Initially, scientists systematically studied the diets of various bird species. They found that some lineages of songbirds consume a substantial amount of nectar daily.
This is connected to the ancestors of songbirds living in Australia, an area with natural conditions suitable for flowering plants and fruit trees rich in sugar. Expanding their research, scientists were surprised to discover that many songbird species that do not consume nectar still prefer sweet liquids over plain water.
To determine the origins of this ability, researchers reconstructed the T1R1 and T1R3 genes in the ancestors of songbirds, finding that they could effectively taste umami. Amino acids, which contain protein molecules, contribute to sweetness.
The detection of sweetness in songbirds is more developed and sensitive than in other species.
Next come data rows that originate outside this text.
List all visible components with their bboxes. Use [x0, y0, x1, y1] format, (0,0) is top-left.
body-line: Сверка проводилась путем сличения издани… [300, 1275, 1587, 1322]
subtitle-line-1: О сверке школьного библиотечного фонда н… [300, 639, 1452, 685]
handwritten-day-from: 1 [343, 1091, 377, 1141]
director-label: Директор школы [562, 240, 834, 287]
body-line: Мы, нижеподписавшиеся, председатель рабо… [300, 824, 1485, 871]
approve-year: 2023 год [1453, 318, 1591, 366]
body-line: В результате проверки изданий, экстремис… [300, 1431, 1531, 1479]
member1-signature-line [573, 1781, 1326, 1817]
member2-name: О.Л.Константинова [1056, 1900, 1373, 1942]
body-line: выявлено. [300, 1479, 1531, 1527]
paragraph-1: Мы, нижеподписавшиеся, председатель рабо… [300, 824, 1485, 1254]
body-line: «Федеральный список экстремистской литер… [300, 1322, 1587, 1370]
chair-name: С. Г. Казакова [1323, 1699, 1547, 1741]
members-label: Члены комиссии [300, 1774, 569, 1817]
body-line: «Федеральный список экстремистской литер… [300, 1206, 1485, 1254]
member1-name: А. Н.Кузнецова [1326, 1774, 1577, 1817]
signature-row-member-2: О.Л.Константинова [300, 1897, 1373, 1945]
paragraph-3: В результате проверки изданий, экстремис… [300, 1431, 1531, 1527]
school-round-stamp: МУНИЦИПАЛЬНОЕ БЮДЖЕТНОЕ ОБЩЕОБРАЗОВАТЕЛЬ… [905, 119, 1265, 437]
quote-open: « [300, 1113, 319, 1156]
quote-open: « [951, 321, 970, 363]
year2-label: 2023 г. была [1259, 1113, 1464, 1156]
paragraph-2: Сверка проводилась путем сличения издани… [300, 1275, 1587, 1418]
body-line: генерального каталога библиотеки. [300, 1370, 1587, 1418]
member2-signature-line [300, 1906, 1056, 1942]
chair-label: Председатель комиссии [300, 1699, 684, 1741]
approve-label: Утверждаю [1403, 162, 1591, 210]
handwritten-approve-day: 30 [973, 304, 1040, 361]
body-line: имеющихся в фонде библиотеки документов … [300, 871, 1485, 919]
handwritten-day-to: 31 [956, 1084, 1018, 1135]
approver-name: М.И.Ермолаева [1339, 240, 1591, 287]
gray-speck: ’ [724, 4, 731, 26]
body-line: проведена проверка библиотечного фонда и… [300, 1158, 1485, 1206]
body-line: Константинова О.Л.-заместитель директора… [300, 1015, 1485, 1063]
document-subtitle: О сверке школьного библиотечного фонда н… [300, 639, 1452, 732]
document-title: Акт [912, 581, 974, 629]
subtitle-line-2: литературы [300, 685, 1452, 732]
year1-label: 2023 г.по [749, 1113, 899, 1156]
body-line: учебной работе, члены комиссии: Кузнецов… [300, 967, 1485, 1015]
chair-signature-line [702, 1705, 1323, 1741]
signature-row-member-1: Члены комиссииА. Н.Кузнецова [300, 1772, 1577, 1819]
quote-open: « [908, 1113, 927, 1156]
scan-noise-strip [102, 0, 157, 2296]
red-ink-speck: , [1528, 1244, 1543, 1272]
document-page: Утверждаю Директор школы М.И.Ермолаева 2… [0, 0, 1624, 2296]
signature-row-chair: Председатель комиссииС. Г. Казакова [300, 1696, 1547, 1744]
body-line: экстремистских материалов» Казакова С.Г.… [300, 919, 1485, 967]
Thus, the ancestors of songbirds had the ability to taste sugar long before they proliferated across the planet. Therefore, whether individuals consume nectar or not, they still have the capability to perceive sweetness.
Interestingly, the differences in songbird species such as canaries and larks coincide with gene mutations observed in hummingbirds. Although their tongue structures differ, they all developed a better ability to taste sweetness compared to umami.
Based on these new findings, scientists suspect that the perception of taste has a profound impact on the evolutionary process and distribution of songbirds. For instance, Australia is home to many songbird species.
This region also contains abundant sources of sugar, such as insect secretions and tree sap. As songbirds migrated from Australia to other continents, they chose to thrive in ecosystems rich in sugary food sources.
From the study of sweetness perception in certain bird species, scientists hope to understand changes in digestion, metabolism, and the evolution of these animals.